The Abbott and Costello Show
|The Abbott and Costello Show|
Title from the series.
|Directed by||Jean Yarbrough
Joe Besser (1952-53)
Hillary Brooke (1952-53)
Joe Kirk (1952-53)
|Theme music composer||Mahlon Merrick|
|Opening theme||"Toy Soldiers" (1953-54)|
|Composer(s)||Raoul Kraushaar (1952-53)|
|Country of origin||United States|
|No. of seasons||2|
|No. of episodes||52 (List of episodes)|
|Executive producer(s)||Pat Costello|
|Running time||25 min.|
|Production company(s)||T.C.A. Productions, Inc.|
|Original run||December 1, 1952– May 1, 1954|
The series is regarded among the most influential comedy programs in history. In 1998 Entertainment Weekly praised the series as one of the "100 Greatest TV Shows of All Time". In 2007, Time magazine selected it for its "The 100 Best TV Shows of All-TIME."
The show was a vehicle to bring the duo's tried and true burlesque routines to television in a format that the team could control. It contained none of the musical interludes or love stories that marked most of their feature films. Basically, if a situation or gag was funny, the team filmed it with little regard to plot, character or continuity. As a result, the show became a record of classic burlesque scenes performed by the duo.
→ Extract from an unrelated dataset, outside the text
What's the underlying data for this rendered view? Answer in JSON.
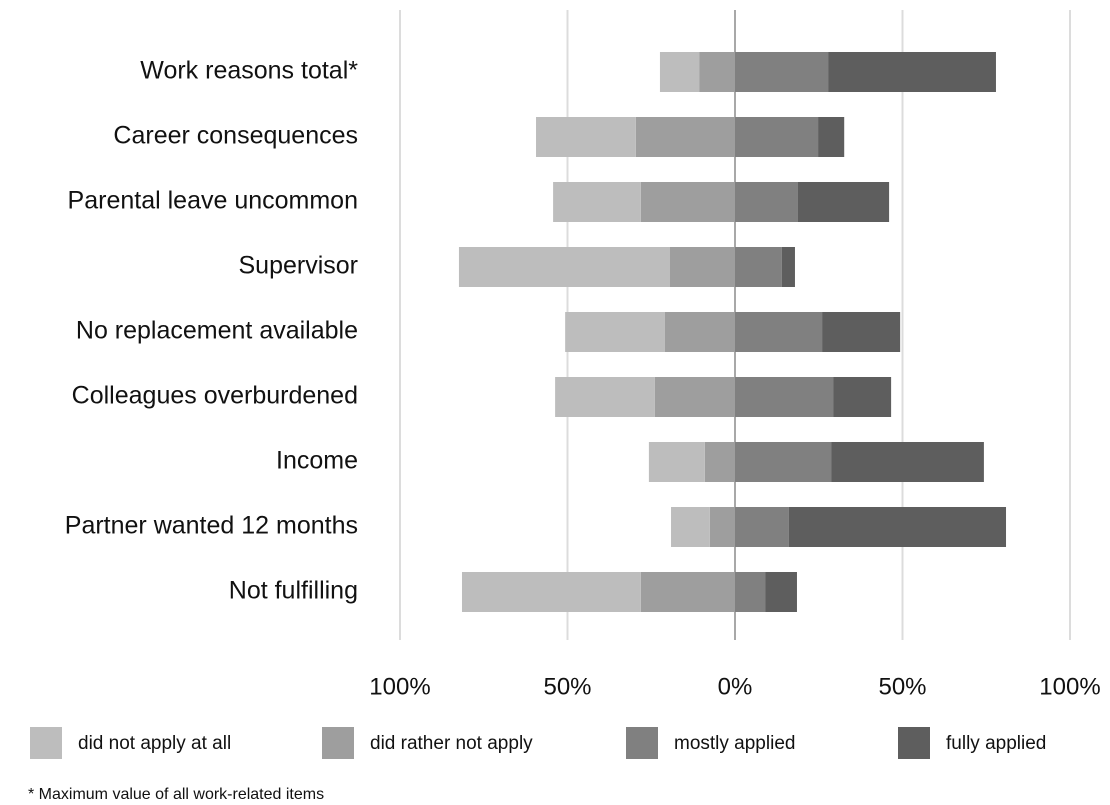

Abbott and Costello portrayed unemployed actors sharing an apartment in a rooming house in Hollywood. The supporting cast included Sidney Fields as their landlord; Hillary Brooke as a neighbor and sometime love interest; Gordon Jones as Mike the Cop, a dimwitted foil for the boys; Joe Besser as Stinky, a "little boy" dressed in a Little Lord Fauntleroy suit, played by the clearly adult Besser; and Joe Kirk (Costello's brother-in-law) as Mr. Bacciagalupe, an Italian immigrant caricature who held a variety of jobs depending upon the requirements of the script. Bobby Barber and Joan Shawlee also appeared frequently. Several episodes featured a pet female chimp named "Bingo", who was dressed exactly the same as Costello. Bingo was fired from the show after biting Costello. Brooke, Besser, and Kirk also left the cast after the first season.
Lou Costello owned the show with Bud Abbott working on salary. The show was not a network program when first introduced but was sold into syndication by MCA Inc. to about 40 local stations across the country. As a result, it was broadcast on different days and at different times in different cities. In New York, it first appeared on the CBS affiliate, WCBS, on December 5, 1952 but was not carried nationally on that network. (The 1953-54 season was telecast locally on WNBT, as NBC's New York flagship station was then known). However, first season episodes were repeated as part of CBS' Saturday morning schedule during the 1954-55 season.
This sitcom had a larger viewership in reruns from the late 1960s to the 1990s.
The program lasted two seasons (52 episodes) and was directed and produced by Jean Yarbrough (Costello's brother, Pat, was listed as the producer, but his function was nominal). Most of the scripts for the first season were written by Sid Fields after Eddie Forman wrote the early establishing episodes. Episodes in the second season were written by Jack Townley, Felix Adler or Clyde Bruckman.
The first season was filmed at the Hal Roach Studios in Culver City. The 14.5-acre (59,000 m2) studio, once known as "The Lot of Fun," was torn down in 1963 and replaced by "Landmark Street," an area of light industrial buildings, businesses and an automobile dealership, where a plaque marks the studio's former location. The second season was shot at Motion Picture Center Studios (today Red Studios Hollywood). The comedy team had recently made Abbott and Costello Meet Captain Kidd (1952) there. Soon after, the studio became Desilu-Cahuenga Studios. I Love Lucy and the Danny Thomas and Jack Benny shows were also filmed there.
- Season One: September 5, 2006
- Season Two: October 3, 2006
- The Abbott and Costello Show: The Complete Series, Collector's Edition: March 30, 2010.
Jerry Seinfeld has declared that The Abbott and Costello Show, with its overriding emphasis upon funny situations rather than life lessons, was the inspiration for his own long-running sitcom, Seinfeld.